A Conferência Nacional do PCP sobres Questões Económicas e Sociais, no âmbito da qual este nosso Encontro se insere, tendo como objectivo realizar uma análise global e integrada dos problemas económicos e sociais do país, não podia deixar de considerar uma realidade muito presente na nossa vida e experiência colectiva nessa dupla condição de sermos um país de emigração e de imigração. Dupla condição que se expressa no tempo longo de manutenção de uma centenária diáspora portuguesa dispersa pelos quatro cantos do mundo e, mais recentemente, nestes últimas décadas, pela presença no nosso país de uma significativa comunidade imigrante de povos de várias origens.
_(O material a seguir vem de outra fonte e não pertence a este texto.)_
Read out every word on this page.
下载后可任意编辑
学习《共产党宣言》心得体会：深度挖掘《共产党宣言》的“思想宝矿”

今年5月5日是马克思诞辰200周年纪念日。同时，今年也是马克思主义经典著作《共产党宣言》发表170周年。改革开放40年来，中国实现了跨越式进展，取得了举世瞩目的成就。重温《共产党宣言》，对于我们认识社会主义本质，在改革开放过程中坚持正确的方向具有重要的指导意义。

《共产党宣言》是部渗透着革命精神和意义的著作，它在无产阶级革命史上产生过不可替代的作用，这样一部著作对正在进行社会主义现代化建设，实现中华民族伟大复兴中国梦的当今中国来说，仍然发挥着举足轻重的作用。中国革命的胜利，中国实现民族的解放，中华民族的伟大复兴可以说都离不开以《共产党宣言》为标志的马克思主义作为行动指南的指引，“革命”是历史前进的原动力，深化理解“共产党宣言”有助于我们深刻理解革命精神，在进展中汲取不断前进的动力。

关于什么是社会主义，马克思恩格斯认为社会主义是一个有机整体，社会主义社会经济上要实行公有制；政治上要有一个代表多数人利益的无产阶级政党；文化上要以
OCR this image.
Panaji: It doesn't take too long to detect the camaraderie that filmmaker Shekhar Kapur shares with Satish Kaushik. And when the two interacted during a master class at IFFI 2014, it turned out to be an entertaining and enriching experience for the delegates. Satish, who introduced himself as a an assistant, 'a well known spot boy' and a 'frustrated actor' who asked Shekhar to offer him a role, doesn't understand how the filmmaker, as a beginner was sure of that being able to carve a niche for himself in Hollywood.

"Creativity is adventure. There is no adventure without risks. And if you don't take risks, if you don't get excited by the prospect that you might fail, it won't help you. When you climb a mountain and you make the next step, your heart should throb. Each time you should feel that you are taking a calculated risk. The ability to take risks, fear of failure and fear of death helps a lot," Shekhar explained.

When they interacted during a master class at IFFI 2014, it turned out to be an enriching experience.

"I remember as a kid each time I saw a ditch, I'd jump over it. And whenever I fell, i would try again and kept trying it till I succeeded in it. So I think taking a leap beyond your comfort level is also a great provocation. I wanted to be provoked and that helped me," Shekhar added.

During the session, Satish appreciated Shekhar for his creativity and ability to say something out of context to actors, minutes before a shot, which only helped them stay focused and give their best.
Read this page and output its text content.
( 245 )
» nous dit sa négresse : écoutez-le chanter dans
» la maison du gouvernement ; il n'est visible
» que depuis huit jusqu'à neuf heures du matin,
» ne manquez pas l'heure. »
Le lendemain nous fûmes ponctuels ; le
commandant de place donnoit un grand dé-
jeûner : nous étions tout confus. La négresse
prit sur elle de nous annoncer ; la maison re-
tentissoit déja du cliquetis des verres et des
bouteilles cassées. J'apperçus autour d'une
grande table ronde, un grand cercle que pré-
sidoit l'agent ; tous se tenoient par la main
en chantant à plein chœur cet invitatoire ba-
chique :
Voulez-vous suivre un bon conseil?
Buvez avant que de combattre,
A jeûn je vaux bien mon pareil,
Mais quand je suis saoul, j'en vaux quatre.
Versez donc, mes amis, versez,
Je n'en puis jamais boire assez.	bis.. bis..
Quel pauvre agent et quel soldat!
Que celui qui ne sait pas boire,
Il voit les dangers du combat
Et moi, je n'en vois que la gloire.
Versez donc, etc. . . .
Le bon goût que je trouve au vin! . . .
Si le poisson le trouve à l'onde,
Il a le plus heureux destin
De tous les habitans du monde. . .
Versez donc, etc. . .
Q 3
Condição que, sendo uma marca da nossa especificidade no quadro da União Europeia, nos coloca a reforçada responsabilidade e exigência de termos uma justa orientação política que não só vá ao encontro das aspirações e necessidades das nossas comunidades emigrantes, mas que também faça a diferença, pela natureza dessa nossa específica condição, em matéria de política de acolhimento e integração dos que procuram no nosso país uma saída digna para as suas vidas, marcada pelo respeito pelos seus direitos cívicos, sociais e culturais, de apoio à sua integração harmoniosa e de valorização do seu contributo para o desenvolvimento do país.

Esta nossa iniciativa vem, assim, ao encontro de uma necessidade que todos sentíamos de actualização e melhoramento das nossas orientações e das nossas propostas que fazem parte de uma política alternativa que propomos ao povo português, em ruptura com a política de direita, algumas das quais estão já referenciadas no documento-base de apoio ao debate que aqui realizámos.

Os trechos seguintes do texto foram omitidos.